Article 2 : L’experte remplira sa mission dans les conditions par les articles R. 621-2 à
R. 621-14 du code de justice administrative. Elle ne pourra recourir à un sapiteur sans l’autorisation préalable du président du tribunal administratif.
Article 3 : Préalablement à toute opération, l’experte prêtera serment dans les formes prévues à l’article R. 621-3 du code de justice administrative.
Article 4 : A la demande du tribunal ou à son initiative, l’experte pourra, avec l’accord des parties, conduire une médiation dans les conditions prévues à l’article R. 621-1 du code de justice administrative.
Article 5 : L’experte déposera son rapport au greffe du tribunal, au plus tard le 25 mai 2025, sous forme électronique par le biais de la plateforme d’échanges prévue à cet effet, accompagné de l’état de ses vacations, frais et débours.
Article 6 : L’experte notifiera les copies de son rapport aux parties intéressées telles que précisées à l’article 10 de la présente ordonnance, dans les conditions prévues à l’article R. 621-9 du code de justice administrative.
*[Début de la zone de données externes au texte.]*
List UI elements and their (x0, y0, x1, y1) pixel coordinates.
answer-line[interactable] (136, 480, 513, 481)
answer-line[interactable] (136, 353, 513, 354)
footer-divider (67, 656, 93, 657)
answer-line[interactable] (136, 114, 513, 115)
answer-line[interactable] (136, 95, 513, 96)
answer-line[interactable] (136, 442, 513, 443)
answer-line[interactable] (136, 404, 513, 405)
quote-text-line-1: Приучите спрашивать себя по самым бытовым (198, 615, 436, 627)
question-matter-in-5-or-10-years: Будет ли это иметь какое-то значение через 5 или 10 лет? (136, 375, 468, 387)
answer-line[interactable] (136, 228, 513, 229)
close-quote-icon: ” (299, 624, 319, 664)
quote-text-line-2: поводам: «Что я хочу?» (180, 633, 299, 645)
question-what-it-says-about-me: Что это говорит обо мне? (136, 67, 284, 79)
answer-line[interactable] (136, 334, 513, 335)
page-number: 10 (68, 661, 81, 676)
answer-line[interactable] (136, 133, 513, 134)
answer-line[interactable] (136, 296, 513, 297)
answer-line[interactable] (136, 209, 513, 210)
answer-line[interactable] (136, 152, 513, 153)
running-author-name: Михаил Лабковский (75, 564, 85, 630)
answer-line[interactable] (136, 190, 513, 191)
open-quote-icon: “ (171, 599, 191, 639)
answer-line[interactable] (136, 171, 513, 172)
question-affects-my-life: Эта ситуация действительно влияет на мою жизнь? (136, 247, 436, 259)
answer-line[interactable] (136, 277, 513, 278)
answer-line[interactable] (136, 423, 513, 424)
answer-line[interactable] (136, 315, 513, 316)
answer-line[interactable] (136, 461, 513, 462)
Avec leur accord, cette notification pourra s’opérer par voie électronique dans les conditions prévues à l’article R. 621-7-3 du même code.
Article 7 : L’hôpital Saint-Louis est mis hors de cause. L’AP-HP est appelée aux opérations d’expertises.
Article 8 : L’AP-HP versera une somme de 1 500 euros à M. B au titre de l’article
L. 761-1 du code de justice administrative.
Article 9 : Le surplus des conclusions des parties est rejeté.
Article 10 : La présente ordonnance sera notifiée à M. A B, à l’Assistance publique – hôpitaux de Paris, à l’Office national d’indemnisation des accidents médicaux, des affections iatrogènes et des infections nosocomiales, à la caisse primaire d’assurance maladie de Paris, à la société Andrea mutuelle, et à Mme C D, experte.
Fait à Paris, le 29 novembre 2024.
La juge des référés,
M. DHIVER
La République mande et ordonne à la ministre de la santé et de l’accès aux soins en ce qui la concerne ou à tous commissaires de justice à ce requis en ce qui concerne les voies de droit commun contre les parties privées, de pourvoir à l’exécution de la présente décision.